Varian Baru COVID-19 Tetap Bisa Terdeteksi PCR

ERA.id - Mutasi dari virus penyebab COVID-19 terus berkembang, terakhir peneliti menemukan adanya mutasi virus yang berkembang di Inggris. Beredar kabar bahwa varian virus corona B117 tersebut tidak bisa terdeteksi tes polymerase chain reaction (PCR).

Namun, kabar tersebut tidak lah benar. Ketua Satuan Tugas (Satgas) COVID-19 Pengurus Besar Ikatan Dokter Indonesia (PB IDI) Zubairi Djoerban menegaskan, varian baru SARS-CoV-2 tetap mampu dideteksi tes PCR.

"Apakah PCR yang ada sekarang bisa mendeteksi (varian baru COVID-19) tidak? Ternyata tetap mampu mendeteksi," ujar Zubairi dalam diskusi virtual yang ditayangkan lewat kanal YouTube BNPB, Selasa (29/12/2020).

Zubairi mengatakan, tes PCR tetap bisa mendeteksi tiga jenis protein spike COVID-19. Protein spike adalah organ berbentuk paku yang menancap pada permukaan virus corona.

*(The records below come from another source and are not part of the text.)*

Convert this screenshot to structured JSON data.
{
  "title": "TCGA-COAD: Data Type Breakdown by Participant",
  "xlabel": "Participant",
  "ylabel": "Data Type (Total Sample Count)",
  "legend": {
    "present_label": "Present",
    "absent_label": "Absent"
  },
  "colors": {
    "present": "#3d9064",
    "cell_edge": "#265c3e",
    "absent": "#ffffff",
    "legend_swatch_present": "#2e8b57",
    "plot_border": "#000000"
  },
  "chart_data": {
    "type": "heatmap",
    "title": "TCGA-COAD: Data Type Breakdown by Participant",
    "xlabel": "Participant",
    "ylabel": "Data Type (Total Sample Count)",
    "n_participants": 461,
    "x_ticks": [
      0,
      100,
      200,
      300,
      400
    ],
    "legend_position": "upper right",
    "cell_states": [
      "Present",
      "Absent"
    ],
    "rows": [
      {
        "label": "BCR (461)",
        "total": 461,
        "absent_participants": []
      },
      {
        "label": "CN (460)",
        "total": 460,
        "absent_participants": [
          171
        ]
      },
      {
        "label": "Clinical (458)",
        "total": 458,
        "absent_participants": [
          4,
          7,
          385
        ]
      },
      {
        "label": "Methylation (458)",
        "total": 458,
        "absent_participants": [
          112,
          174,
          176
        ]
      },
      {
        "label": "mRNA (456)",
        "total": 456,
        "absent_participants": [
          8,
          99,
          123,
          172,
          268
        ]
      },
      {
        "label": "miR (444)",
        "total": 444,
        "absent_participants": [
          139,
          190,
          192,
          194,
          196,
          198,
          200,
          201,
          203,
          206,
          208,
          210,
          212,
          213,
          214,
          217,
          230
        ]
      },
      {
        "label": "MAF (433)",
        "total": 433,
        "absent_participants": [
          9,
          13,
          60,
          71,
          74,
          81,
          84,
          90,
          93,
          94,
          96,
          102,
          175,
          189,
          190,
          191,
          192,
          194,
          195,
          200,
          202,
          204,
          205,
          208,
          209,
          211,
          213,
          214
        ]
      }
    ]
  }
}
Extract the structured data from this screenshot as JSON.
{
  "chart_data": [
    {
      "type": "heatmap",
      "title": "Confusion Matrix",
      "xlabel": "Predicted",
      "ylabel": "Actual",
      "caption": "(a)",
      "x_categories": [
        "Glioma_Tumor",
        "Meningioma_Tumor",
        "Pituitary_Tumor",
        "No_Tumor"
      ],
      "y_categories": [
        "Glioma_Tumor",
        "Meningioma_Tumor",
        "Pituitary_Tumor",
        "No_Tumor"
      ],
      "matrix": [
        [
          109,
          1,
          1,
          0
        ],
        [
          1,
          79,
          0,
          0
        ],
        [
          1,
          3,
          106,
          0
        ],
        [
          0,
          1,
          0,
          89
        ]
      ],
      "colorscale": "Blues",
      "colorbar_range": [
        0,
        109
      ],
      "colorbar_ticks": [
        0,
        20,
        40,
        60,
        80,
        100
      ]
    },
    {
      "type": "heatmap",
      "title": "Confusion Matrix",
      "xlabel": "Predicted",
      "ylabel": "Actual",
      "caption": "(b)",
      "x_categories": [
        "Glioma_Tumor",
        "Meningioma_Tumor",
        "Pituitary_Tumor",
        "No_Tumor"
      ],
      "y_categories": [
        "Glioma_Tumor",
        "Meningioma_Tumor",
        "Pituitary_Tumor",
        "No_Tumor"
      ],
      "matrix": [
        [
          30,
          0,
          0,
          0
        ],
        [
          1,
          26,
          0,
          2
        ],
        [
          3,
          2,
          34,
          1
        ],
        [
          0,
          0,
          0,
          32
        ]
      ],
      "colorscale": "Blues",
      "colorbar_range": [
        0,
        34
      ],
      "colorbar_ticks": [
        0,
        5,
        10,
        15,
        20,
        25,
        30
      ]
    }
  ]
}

Dia menganalogikanya seperti virus COVID-19 hanya berganti baju, namun tes PCR masih dapat mendeteksi bagian kepala dan kaki dari virus tersebut. Oleh karena itu, Zubairi meminta masyarakat tidak perlu khawatir.

"Nah ini sekarang ini virusnya ganti baju namun PCR tetap bisa mendeteksi kepalanya sama kakinya, artinya PCR tetap bisa mendeteksi varian baru ini. Jadi tidak perlu terlalu khawatir untuk diagnosis," tegas Zubari.

Lebih lanjut Zubairi memperingatkan bahwa varian baru COVID-19 ini memiliki tingkat penularan yang sangat tinggi hingga 71 persen. 

"Namun para ahli sekarang amat sangat yakin bahwa amat sangat mudah menular namun tidak lebih mematikan. Sekali lagi, tidak lebih mematikan," ucapnya.

Diberikan sebelumnya, Inggris telah menerapkan pembatasan sosial paling ketat di London sejak Sabtu (19/12/2020), akibat adanya mutasi dari virus penyebab Coronavirus Disease (COVID-19) di Inggris.

Konsorsium COVID-19 Genomics UK (CoG-UK), yang ditugasi untuk mendata genetika virus SARS-CoV-2 untuk pemerintah Inggris, mengatakan bahwa varian virus terbaru ini dengan mudah mengungguli varian virus terdahulu. Kedua, mutasi genetik menyebabkan perubahan di area yang penting, yaitu area protein 'spike' yang menempelkan virus ini ke sel tubuh. Ketiga, berdasarkan pengamatan laboratorium, mutasi ini membuat penyakit COVID-19 lebih cepat dan mudah menular.

Meski demikian, belum ada data yang membuktikan bahwa mutasi COVID-19 ini lebih mematikan. Namun, ilmuwan terus melakukan pengawasan. Sebab, tingkat penularan yang tinggi saja sudah akan membuat rumah sakit kewalahan karena akan terjadi gelombang pasien korona dalam jumlah besar.

Yang perlu diketahui adalah ini bukan mutasi pertama dari virus SARS-CoV-2. Virus yang saat ini beredar, di Indonesia dan bukan lagi virus yang menginfeksi pasien di Wuhan, China. Mutasi dengan kode D614G juga telah beredar di Eropa sejak Februari lalu, dan kini menjadi varian yang paling dominan di dunia.